Practicing With “What Am I?”
Student: What is the relationship between asking “What am I?” and the flow of thoughts, perceptions, etc.? For example, do you address the question to particular thoughts, pains in the knee when sitting, etc.? When a thought comes, do you ask whom this thought is coming to? How do you work with problems such as fear and anger? Should one acknowledge the fear and then ask who is experiencing the fear? Or should they just let it all happen and pour all their energy into the great question?
Zen Master Seung Sahn: True “What am I?” is the complete question—only don’t know mind. All your questions are thinking.
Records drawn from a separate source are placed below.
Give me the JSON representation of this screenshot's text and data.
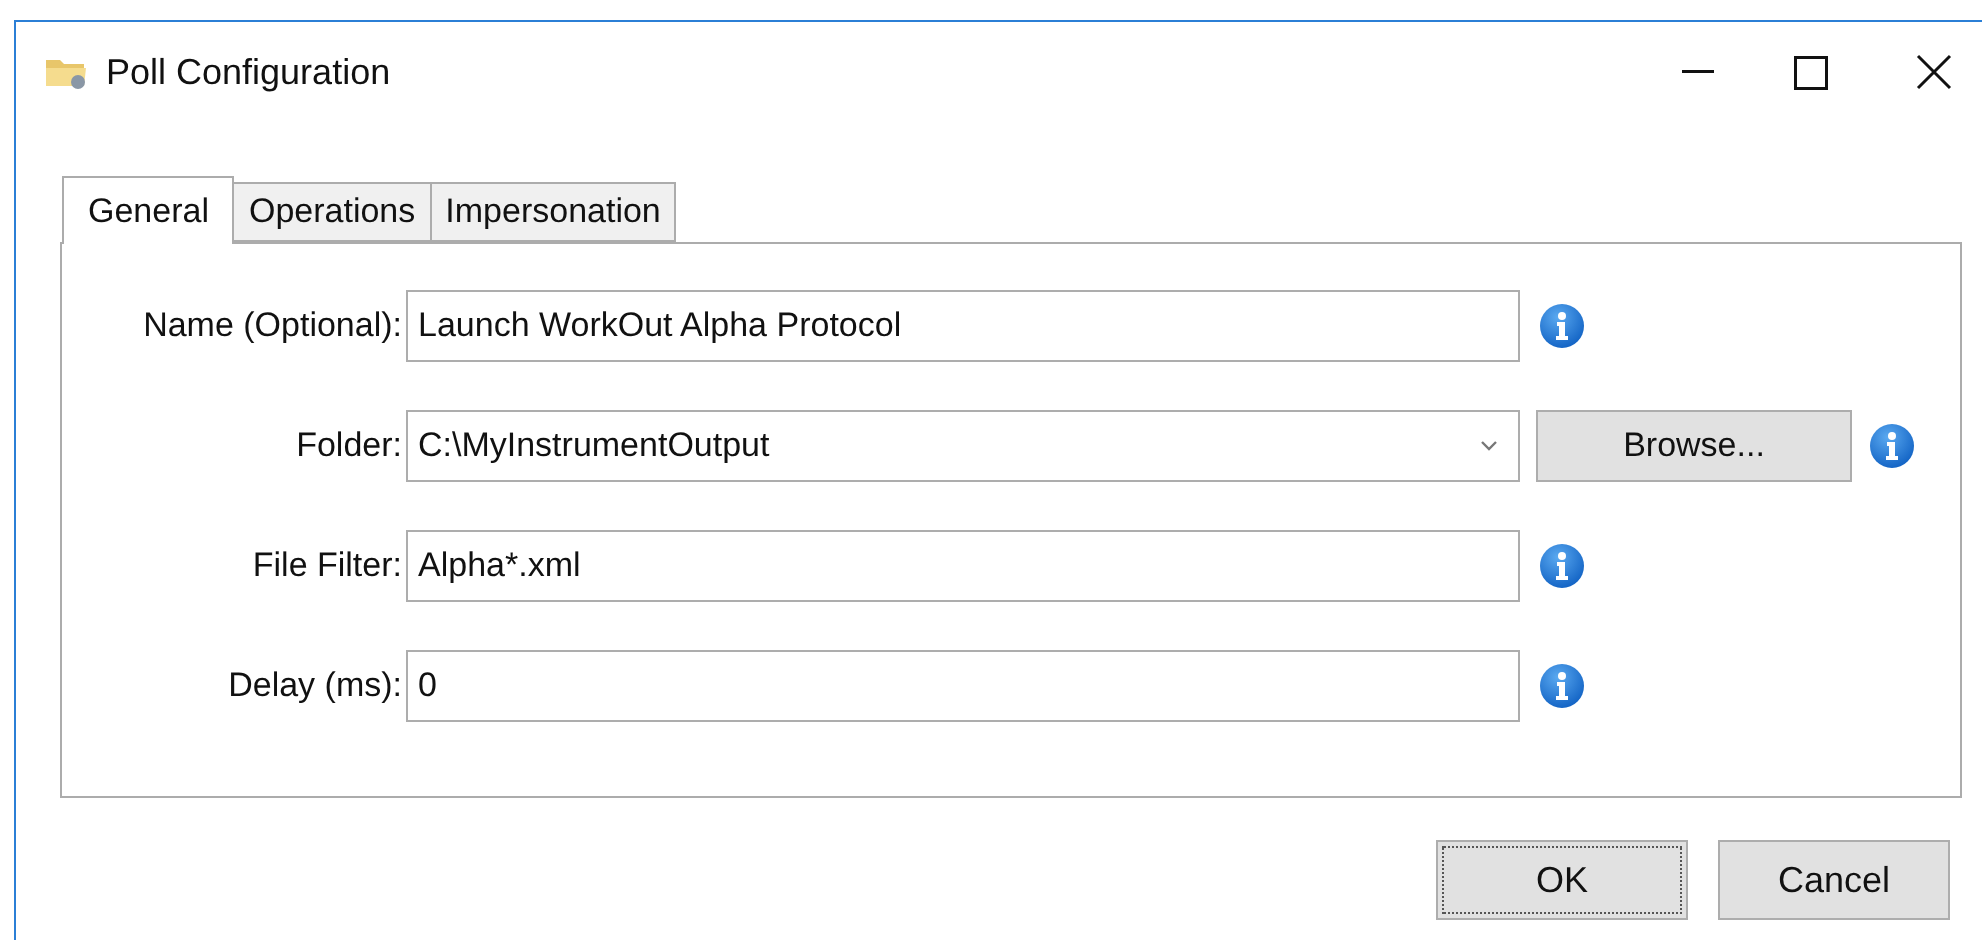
{
  "window": {
    "title": "Poll Configuration"
  },
  "tabs": [
    {
      "label": "General",
      "selected": true
    },
    {
      "label": "Operations",
      "selected": false
    },
    {
      "label": "Impersonation",
      "selected": false
    }
  ],
  "fields": [
    {
      "label": "Name (Optional):",
      "kind": "text",
      "value": "Launch WorkOut Alpha Protocol"
    },
    {
      "label": "Folder:",
      "kind": "combo",
      "value": "C:\\MyInstrumentOutput",
      "button": "Browse..."
    },
    {
      "label": "File Filter:",
      "kind": "text",
      "value": "Alpha*.xml"
    },
    {
      "label": "Delay (ms):",
      "kind": "text",
      "value": "0"
    }
  ],
  "buttons": [
    {
      "label": "OK",
      "default": true
    },
    {
      "label": "Cancel",
      "default": false
    }
  ]
}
If you keep the complete “What am I?”, then you don’t know “What am I?” All thinking has been cut off, so how can a question appear? Asking who is thinking is not the correct way. This is opposites thinking. These are opposites questions, not the complete question, the perfect question. Pain is pain, the question is the question. Why ask the question about pain? Actions such as anger and fear are made by past karma, so the result is actions done in anger, etc.
If a person sits Zen, they will make their karma disappear and will no longer be caught up in these actions. So when you are angry, that’s alright, don’t worry. “I want to cut off anger!”—that’s thinking. Anger is not good, not bad. Only don’t be attached to it. Only ask, “What am I?” and the action will soon disappear.